Ce nom, c’est tout ce qui lui reste après que l’administration sociale anglaise lui retire peu à peu tous ses droits.
Daniel Blake, menuisier proche de la retraite, victime d’une attaque cardiaque, ne peut plus travailler mais la médecine du travail tarde à juger son dossier. Il doit pointer au chômage, ne rater aucun de ses rendez-vous et remplir des questionnaires sur un ordinateur, une machine qu’il n’a jamais utilisée et qui, pour lui, représente une véritable torture. Peu à peu, il s’enfonce dans le système kafkaïen déshumanisé du « pôle emploi » anglais où les actes de solidarité sont presque toujours punis. En effet, que ce soit lorsque sa conseillère essaye de l’aider ou quand il décide de prendre la défense de cette jeune mère arrivée quelques minutes en retard à son rendez-vous et qui va voir ses aides supprimées, le système ne permet rien à qui ne se soumet pas.
Heureusement, Daniel Blake garde en lui l’humanisme et la solidarité, propre aux classes populaires, aidant notamment cette jeune mère sans emploi et en recherche de logement refoulée ainsi du système d’aide. Ken Loach, 80 ans et son fidèle scénariste Paul Laverty signent le film le plus révolté de l’année (si ce n’est pas plus) et récompensé d’une Palme d’or méritée au Festival de Cannes 2016. Derrière une simplicité apparente et déconcertante, l’histoire s’attache avec une mise en scène d’une finesse incroyable, à éviter le pathos pour se concentrer sur l’humain et délivre un film à la fois dramatique et beau, positif (comme tous les films de Loach puisqu’il croit en l’homme) mais terriblement triste.
Loach a repris la caméra alors qu’il avait annoncé sa retraite car il ne pouvait rester sans rien faire face à la dégringolade du système social britannique, face à cette population défavorisée ou modeste sur la paille avec la libéralisation des services publics engagée par les technocrates libéraux d’un gouvernement qui dirige contre son peuple :
« Les dirigeants le font consciemment.

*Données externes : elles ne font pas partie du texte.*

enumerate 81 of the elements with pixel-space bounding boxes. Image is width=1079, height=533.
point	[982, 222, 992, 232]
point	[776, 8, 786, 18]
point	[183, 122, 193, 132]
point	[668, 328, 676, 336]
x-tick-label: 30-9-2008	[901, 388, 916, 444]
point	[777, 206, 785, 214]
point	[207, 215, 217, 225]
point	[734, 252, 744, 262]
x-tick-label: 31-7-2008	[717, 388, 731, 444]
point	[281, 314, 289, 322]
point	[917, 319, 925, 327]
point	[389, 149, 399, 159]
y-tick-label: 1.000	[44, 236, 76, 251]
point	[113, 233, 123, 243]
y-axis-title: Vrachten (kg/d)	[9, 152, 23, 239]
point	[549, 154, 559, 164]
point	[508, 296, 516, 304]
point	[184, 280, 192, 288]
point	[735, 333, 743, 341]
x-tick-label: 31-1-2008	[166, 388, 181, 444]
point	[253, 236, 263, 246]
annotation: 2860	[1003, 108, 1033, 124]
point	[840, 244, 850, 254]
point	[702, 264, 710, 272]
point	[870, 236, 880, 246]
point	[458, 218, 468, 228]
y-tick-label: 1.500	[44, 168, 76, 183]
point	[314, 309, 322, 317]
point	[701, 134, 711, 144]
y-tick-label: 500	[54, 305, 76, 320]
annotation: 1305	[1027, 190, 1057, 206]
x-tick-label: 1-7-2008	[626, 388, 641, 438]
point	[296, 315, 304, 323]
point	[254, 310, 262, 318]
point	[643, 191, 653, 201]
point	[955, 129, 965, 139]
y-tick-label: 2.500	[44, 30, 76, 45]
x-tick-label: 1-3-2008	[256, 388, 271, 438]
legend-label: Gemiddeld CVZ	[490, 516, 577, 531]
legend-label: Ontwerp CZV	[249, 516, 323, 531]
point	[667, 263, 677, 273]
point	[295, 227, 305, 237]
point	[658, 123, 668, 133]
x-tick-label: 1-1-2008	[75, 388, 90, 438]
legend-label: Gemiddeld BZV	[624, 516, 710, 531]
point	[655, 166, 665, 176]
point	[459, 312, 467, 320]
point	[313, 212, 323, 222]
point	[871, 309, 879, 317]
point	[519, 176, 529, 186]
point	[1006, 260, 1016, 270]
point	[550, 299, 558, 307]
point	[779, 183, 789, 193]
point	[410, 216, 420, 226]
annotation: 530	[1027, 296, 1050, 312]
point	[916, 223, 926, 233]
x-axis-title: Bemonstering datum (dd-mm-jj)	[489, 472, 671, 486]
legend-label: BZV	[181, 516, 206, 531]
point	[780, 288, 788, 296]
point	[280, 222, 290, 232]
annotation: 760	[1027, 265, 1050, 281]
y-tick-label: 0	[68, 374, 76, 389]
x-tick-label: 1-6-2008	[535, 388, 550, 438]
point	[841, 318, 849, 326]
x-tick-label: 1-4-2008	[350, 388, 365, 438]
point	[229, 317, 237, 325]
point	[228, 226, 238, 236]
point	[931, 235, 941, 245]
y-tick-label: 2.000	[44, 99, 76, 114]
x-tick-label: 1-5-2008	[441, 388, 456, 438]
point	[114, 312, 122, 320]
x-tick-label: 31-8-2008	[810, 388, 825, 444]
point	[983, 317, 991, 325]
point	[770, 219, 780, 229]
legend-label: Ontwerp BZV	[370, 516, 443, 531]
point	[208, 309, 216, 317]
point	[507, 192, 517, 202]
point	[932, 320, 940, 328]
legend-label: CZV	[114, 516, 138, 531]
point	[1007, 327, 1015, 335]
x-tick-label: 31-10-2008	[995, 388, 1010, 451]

Ils se servent de la santé des citoyens pour faire baisser les statistiques. Ils savent que les gens malades qui font appel de leur radiation des listes de chômage gagnent. Mais beaucoup sont démoralisés ou se sentent trop faibles pour faire appel. Les tentatives de suicide augmentent. Mais le gouvernement gagne puisque ces gens perdent leurs allocations. Le problème est idéologique. Ils veulent faire croire aux pauvres qu’ils sont des incapables et feignent d’ignorer que près de 2 millions de personnes sont sans emploi. « Si vous n’avez pas de travail, c’est parce que votre CV n’est pas bon, parce que vous êtes arrivé en retard à un rendez-vous, parce que vous ne maîtrisez pas la technologie ou parce que vous n’avez pas postulé pour tel travail. Quelle que soit la raison, vous avez échoué par votre propre faute. » Si les gens n’admettent pas qu’ils sont responsables, ils vont s’en prendre au système. Ce que les dirigeants veulent éviter puisqu’ils sont là pour le protéger et l’étendre. »*
Réussir un tel film sans effet de style, sans discours moralisateur, avec l’humilité artistique des braves, c’est du très grand art. C’est un cinéma des Justes. Depuis le milieu des années 1990, Laverty et Loach dessinent à travers les époques une topographie de la société britannique et de ses politiques désastreuses pour les êtres humains. Moi, Daniel Blake est sans aucun doute un de leurs films les plus minimalistes, les plus forts en terme de message mais sans que celui-ci ne soit jamais énoncé clairement dans la lignée de Riff-Raff (1991)**, It’s a Free World (2007) ou encore La Part des Anges (2012). C’est bien là tout leur talent. Les différentes étapes et humiliations que doit subir Blake ne sont qu’une suite logique que personne ne pourra accuser d’être trop appuyée. Loach a notamment tourné en décor réel avec, lors de la scène dans la banque alimentaire de vrais bénéficiaires comme figurant… mais payés au tarif syndical : « Car on ne peut pas faire un film sur l’exploitation en exploitant les gens. »
Alors quand Daniel Blake, pointe sa bombe de peinture sur ce policier (et sur nous aussi) alors qu’il écrit son nom sur les murs… nous devrions tous nous sentir des Daniel Blake.
Julien Camy
*http://www.humanite.fr/ken-loach-ils-veulent-faire-croire-aux-pauvres-quils-sont-des-incapables-618762
**Le scénariste était alors Bill Jesse. Ken Loach a commencé à travailler avec Paul Laverty sur Carla’s Song en 1995 et ils ne se sont plus quittés.